Another way to measure the dollar carry trade is to calculate the net claims position of foreign banking offices in the United States. A large proportion of these trades seemed to have taken place overseas through foreign banks that have borrowed dollars from their US offices. These net claims position was up $250 billion in the first half of the year.

Whether the current dollar carry trade could exceed its yen predecessor remains to be seen. These transactions have seemed hefty because all asset markets have become tightly correlated, a condition that did not exist during the life of the yen carry trade.

“There’s no difference between owning gold, stocks, foreign currencies ex-dollars because all are tightly correlated,” said David Gilmore, a partner at FX Analytics in Essex, Connecticut.
Because of that, he said, if global conditions change, that trade may be unwound rapidly, and in such situations, “the impact is usually very large.”

Under pressure

The dollar touched as low as 84.83 on November 27, the weakest in 14 years, spurring speculation Japan would intervene to curtail gains in its currency.

The dollar has depreciated 7 percent against the euro, 4.5 percent against the yen and 13 percent versus the pound in 2009. The IntercontinentalExchange’s Dollar Index, which tracks the greenback against currencies of six major US trading partners including the euro, yen and pound, has fallen 7.3 percent in 2009.

For the week ended November 27, the greenback fell 2.6 percent to 86.57 yen, the fifth consecutive weekly decline. The dollar and yen rallied against the Australian dollar and the South Korean won as Dubai’s attempt to delay debt repayments spurred investors to sell higher-yielding assets funded with the currencies.

“The market has re-priced the risk it is willing to sit with, noticeably against the dollar-yen,” said Lane Newman, director of currency trading at ING Financial Services Corp. in New York. “My sense is that damage has been done, the market being not as liquid as it has been in a long time. It is going to trade in this way and when the market has to do something it’s going to be very, very ugly.”

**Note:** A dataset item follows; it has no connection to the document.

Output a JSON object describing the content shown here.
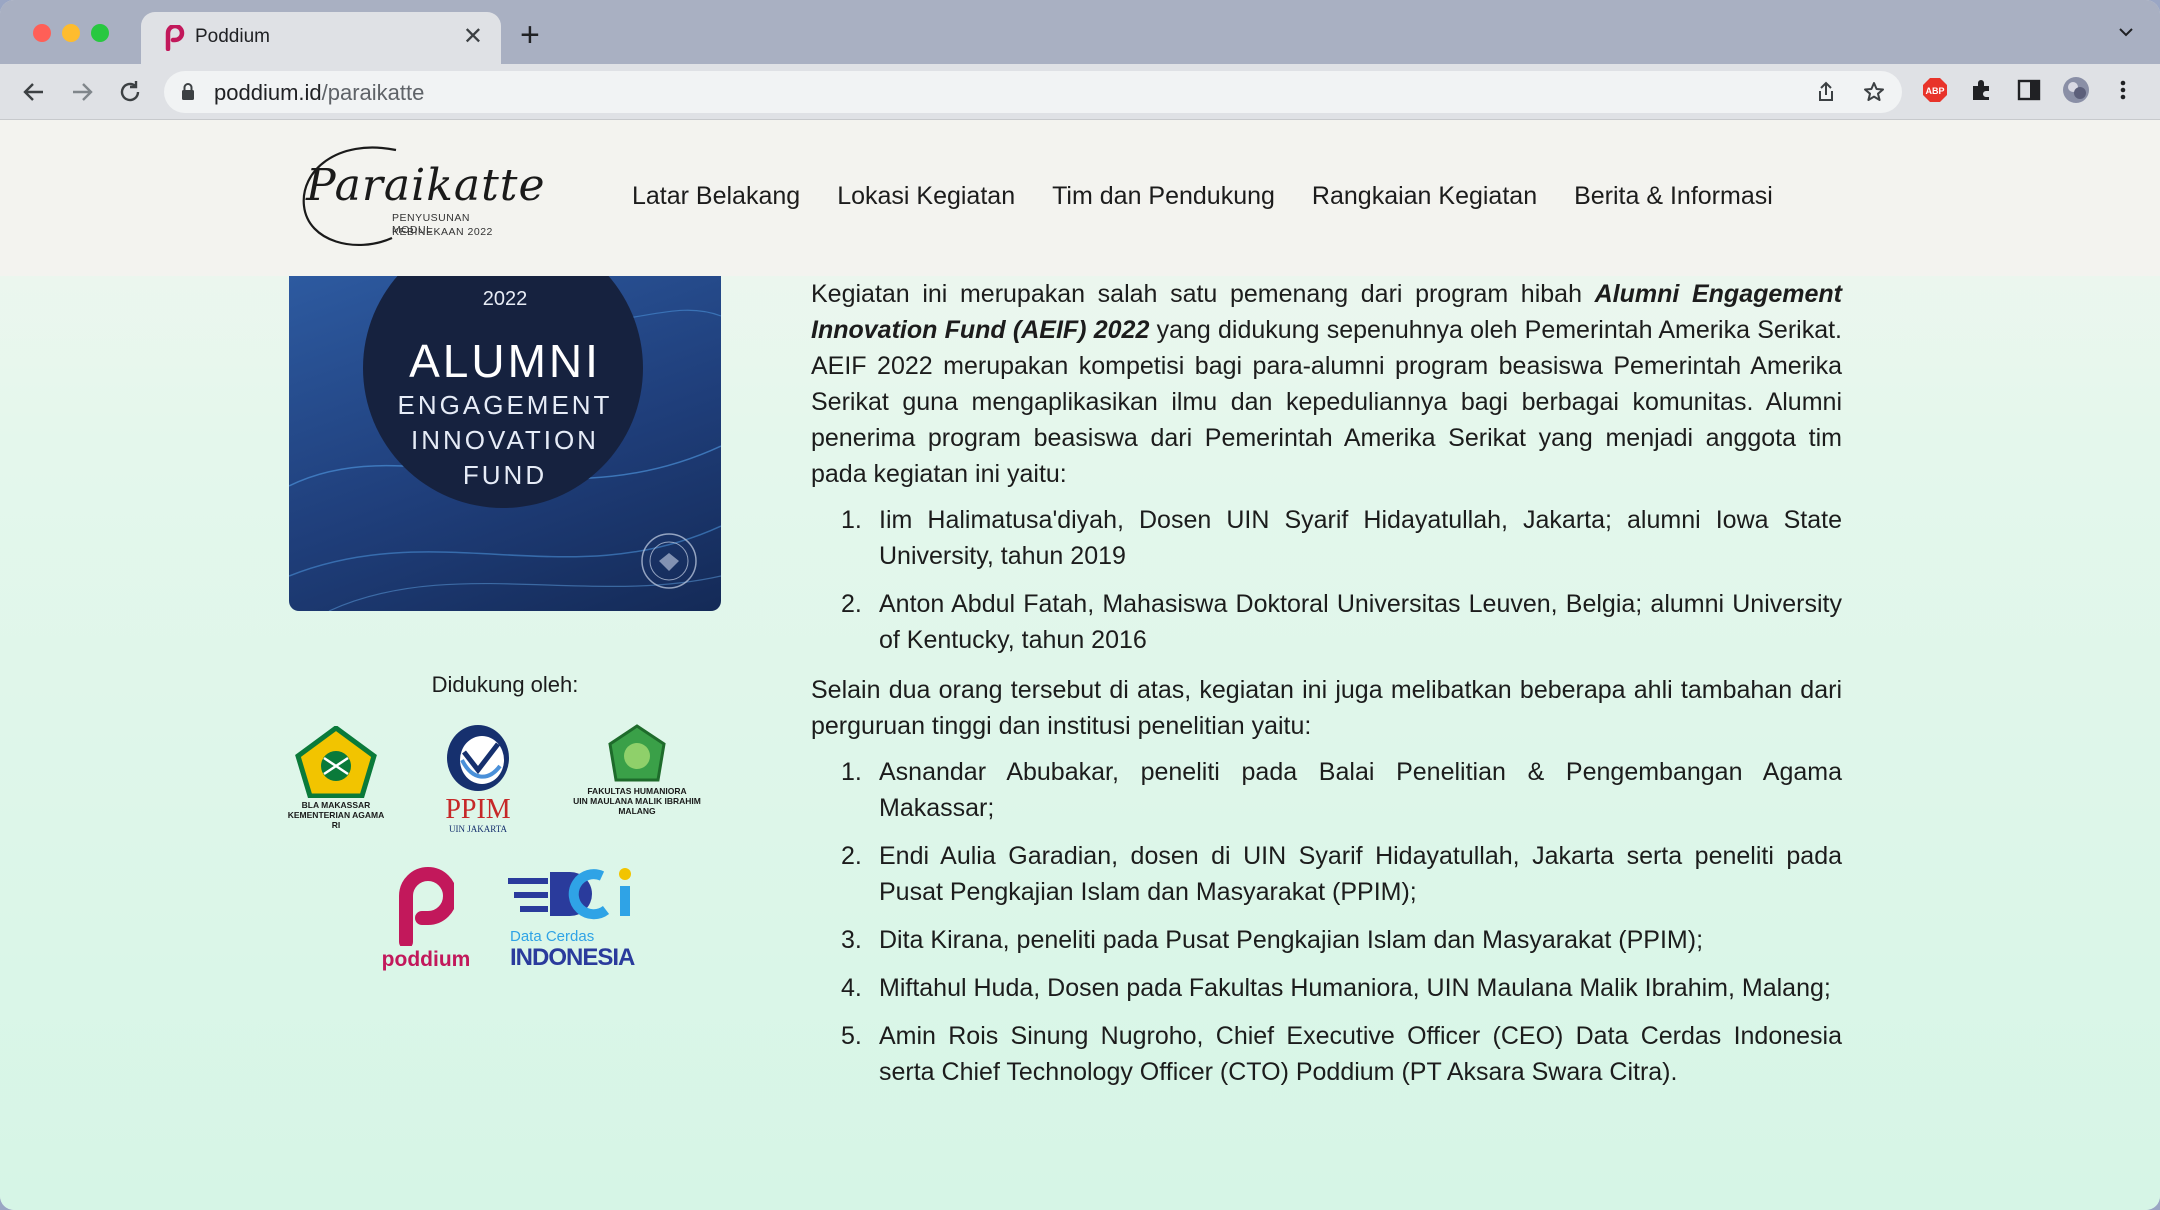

The Japanese Finance Minister Hirohisa Fujii said he will contact US and European officials about exchange rates if needed, signaling his growing concern that the yen’s ascent will hurt the economy. The Bank of Japan checked rates at commercial banks in Tokyo, seen as a type of verbal intervention, Kyodo News Service reported.

Japan hasn’t sold its currency since March 16, 2004, when it traded around 109 per dollar. The Bank of Japan sold 14.8 trillion yen ($172 billion) in the first three months of 2004, after record sales of 20.4 trillion yen in 2003. Japan last bought the currency in 1998, purchasing 3.05 trillion yen as the rate fell as low as 147.66.

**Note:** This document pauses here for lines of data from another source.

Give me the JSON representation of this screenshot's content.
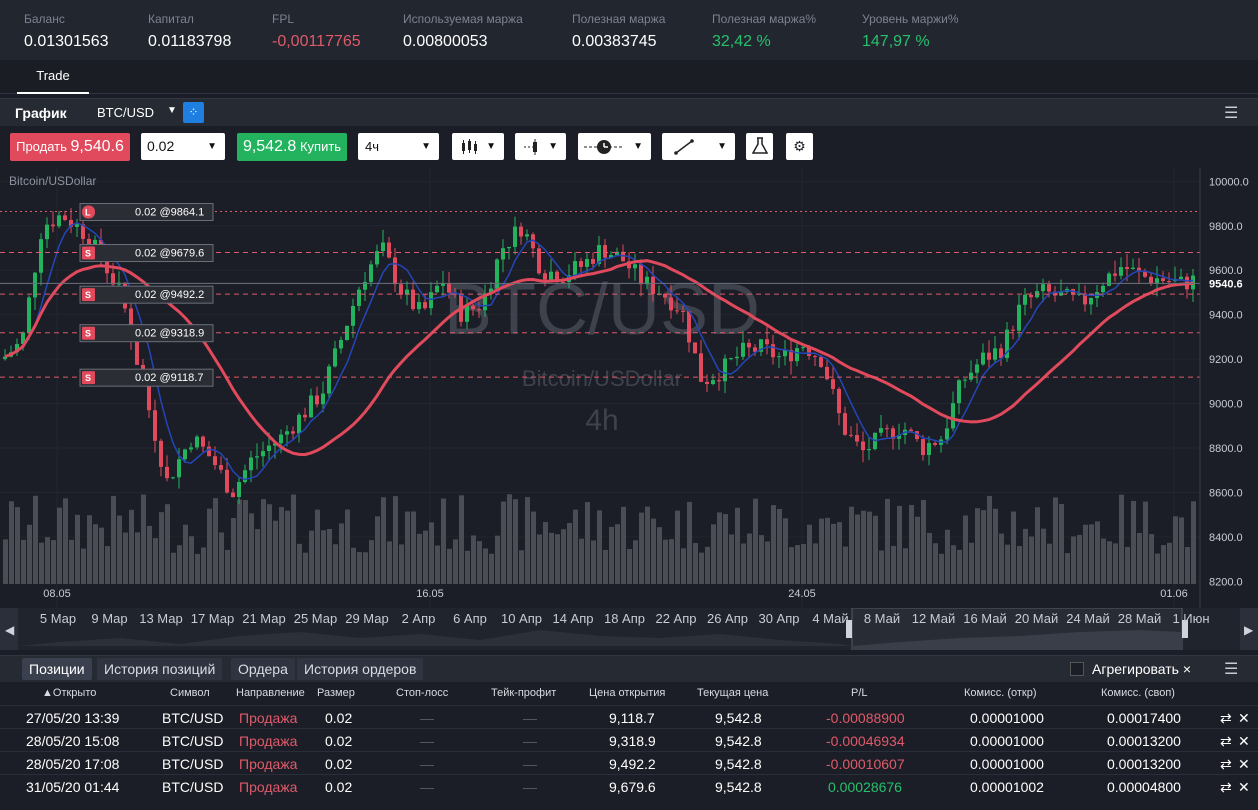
{
  "account": {
    "items": [
      {
        "label": "Баланс",
        "value": "0.01301563",
        "tone": "normal"
      },
      {
        "label": "Капитал",
        "value": "0.01183798",
        "tone": "normal"
      },
      {
        "label": "FPL",
        "value": "-0,00117765",
        "tone": "neg"
      },
      {
        "label": "Используемая маржа",
        "value": "0.00800053",
        "tone": "normal"
      },
      {
        "label": "Полезная маржа",
        "value": "0.00383745",
        "tone": "normal"
      },
      {
        "label": "Полезная маржа%",
        "value": "32,42 %",
        "tone": "pos"
      },
      {
        "label": "Уровень маржи%",
        "value": "147,97 %",
        "tone": "pos"
      }
    ]
  },
  "tabs": {
    "trade": "Trade"
  },
  "chart_header": {
    "title": "График",
    "symbol": "BTC/USD"
  },
  "toolbar": {
    "sell_label": "Продать",
    "sell_price": "9,540.6",
    "quantity": "0.02",
    "buy_price": "9,542.8",
    "buy_label": "Купить",
    "timeframe": "4ч"
  },
  "chart_data": {
    "type": "candlestick",
    "symbol_label": "Bitcoin/USDollar",
    "watermark": {
      "symbol": "BTC/USD",
      "name": "Bitcoin/USDollar",
      "timeframe": "4h"
    },
    "y_ticks": [
      "10000.0",
      "9800.0",
      "9600.0",
      "9400.0",
      "9200.0",
      "9000.0",
      "8800.0",
      "8600.0",
      "8400.0",
      "8200.0"
    ],
    "ylim": [
      8080,
      10060
    ],
    "x_ticks": [
      "08.05",
      "16.05",
      "24.05",
      "01.06"
    ],
    "current_price": "9540.6",
    "orders": [
      {
        "label": "0.02 @9864.1",
        "badge": "L",
        "price": 9864.1
      },
      {
        "label": "0.02 @9679.6",
        "badge": "S",
        "price": 9679.6
      },
      {
        "label": "0.02 @9492.2",
        "badge": "S",
        "price": 9492.2
      },
      {
        "label": "0.02 @9318.9",
        "badge": "S",
        "price": 9318.9
      },
      {
        "label": "0.02 @9118.7",
        "badge": "S",
        "price": 9118.7
      }
    ],
    "colors": {
      "up": "#23b35f",
      "down": "#e04a5c",
      "ma_fast": "#2446b8",
      "ma_slow": "#e04a5c",
      "volume": "#4a4d53"
    }
  },
  "navigator": {
    "dates": [
      "5 Мар",
      "9 Мар",
      "13 Мар",
      "17 Мар",
      "21 Мар",
      "25 Мар",
      "29 Мар",
      "2 Апр",
      "6 Апр",
      "10 Апр",
      "14 Апр",
      "18 Апр",
      "22 Апр",
      "26 Апр",
      "30 Апр",
      "4 Май",
      "8 Май",
      "12 Май",
      "16 Май",
      "20 Май",
      "24 Май",
      "28 Май",
      "1 Июн"
    ]
  },
  "positions": {
    "tabs": [
      "Позиции",
      "История позиций",
      "Ордера",
      "История ордеров"
    ],
    "aggregate_label": "Агрегировать",
    "columns": [
      "▲Открыто",
      "Символ",
      "Направление",
      "Размер",
      "Стоп-лосс",
      "Тейк-профит",
      "Цена открытия",
      "Текущая цена",
      "P/L",
      "Комисс. (откр)",
      "Комисс. (своп)"
    ],
    "rows": [
      {
        "opened": "27/05/20 13:39",
        "symbol": "BTC/USD",
        "direction": "Продажа",
        "size": "0.02",
        "sl": "—",
        "tp": "—",
        "open_price": "9,118.7",
        "current": "9,542.8",
        "pl": "-0.00088900",
        "fee_open": "0.00001000",
        "fee_swap": "0.00017400"
      },
      {
        "opened": "28/05/20 15:08",
        "symbol": "BTC/USD",
        "direction": "Продажа",
        "size": "0.02",
        "sl": "—",
        "tp": "—",
        "open_price": "9,318.9",
        "current": "9,542.8",
        "pl": "-0.00046934",
        "fee_open": "0.00001000",
        "fee_swap": "0.00013200"
      },
      {
        "opened": "28/05/20 17:08",
        "symbol": "BTC/USD",
        "direction": "Продажа",
        "size": "0.02",
        "sl": "—",
        "tp": "—",
        "open_price": "9,492.2",
        "current": "9,542.8",
        "pl": "-0.00010607",
        "fee_open": "0.00001000",
        "fee_swap": "0.00013200"
      },
      {
        "opened": "31/05/20 01:44",
        "symbol": "BTC/USD",
        "direction": "Продажа",
        "size": "0.02",
        "sl": "—",
        "tp": "—",
        "open_price": "9,679.6",
        "current": "9,542.8",
        "pl": "0.00028676",
        "fee_open": "0.00001002",
        "fee_swap": "0.00004800"
      }
    ]
  }
}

“If the dollar-yen falls below an 85 level the odds of intervention would rise materially,” said Vassili Serebriakov, a currency strategist at Wells Fargo & Co. in New York. “Clearly this is somewhat of an unfolding of events given previous signals of a strong yen policy but a strong yen will become a problem for the Japanese economy.”

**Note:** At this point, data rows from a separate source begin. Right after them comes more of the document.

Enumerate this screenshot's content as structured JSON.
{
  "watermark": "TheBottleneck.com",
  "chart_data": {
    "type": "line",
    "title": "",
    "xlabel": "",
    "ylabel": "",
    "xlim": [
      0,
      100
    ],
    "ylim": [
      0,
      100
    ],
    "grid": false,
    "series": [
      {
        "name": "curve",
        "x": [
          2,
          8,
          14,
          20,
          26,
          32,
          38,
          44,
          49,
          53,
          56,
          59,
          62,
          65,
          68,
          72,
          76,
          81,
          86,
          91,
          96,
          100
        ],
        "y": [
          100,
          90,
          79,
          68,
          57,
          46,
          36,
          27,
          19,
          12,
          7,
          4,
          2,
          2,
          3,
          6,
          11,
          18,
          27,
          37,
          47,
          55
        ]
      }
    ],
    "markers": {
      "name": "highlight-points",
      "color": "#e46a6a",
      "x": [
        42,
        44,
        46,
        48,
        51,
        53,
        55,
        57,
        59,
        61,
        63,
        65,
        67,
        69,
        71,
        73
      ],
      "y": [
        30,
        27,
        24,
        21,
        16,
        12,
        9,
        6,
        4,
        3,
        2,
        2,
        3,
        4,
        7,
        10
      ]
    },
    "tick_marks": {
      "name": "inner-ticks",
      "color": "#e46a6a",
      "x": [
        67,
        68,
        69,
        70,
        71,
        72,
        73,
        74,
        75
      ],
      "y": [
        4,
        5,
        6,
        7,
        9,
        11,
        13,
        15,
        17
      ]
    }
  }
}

The greenback fell on speculation the Fed will trail other central banks in increasing borrowing costs after policy makers said in the minutes of their November meeting that they will keep interest rates near zero for “an extended period” as long as inflation expectations are stable and unemployment fails to decline. The minutes, released on Nov. 24, also said the dollar’s depreciation was “orderly,” indicating policy makers are willing to tolerate a weaker US currency.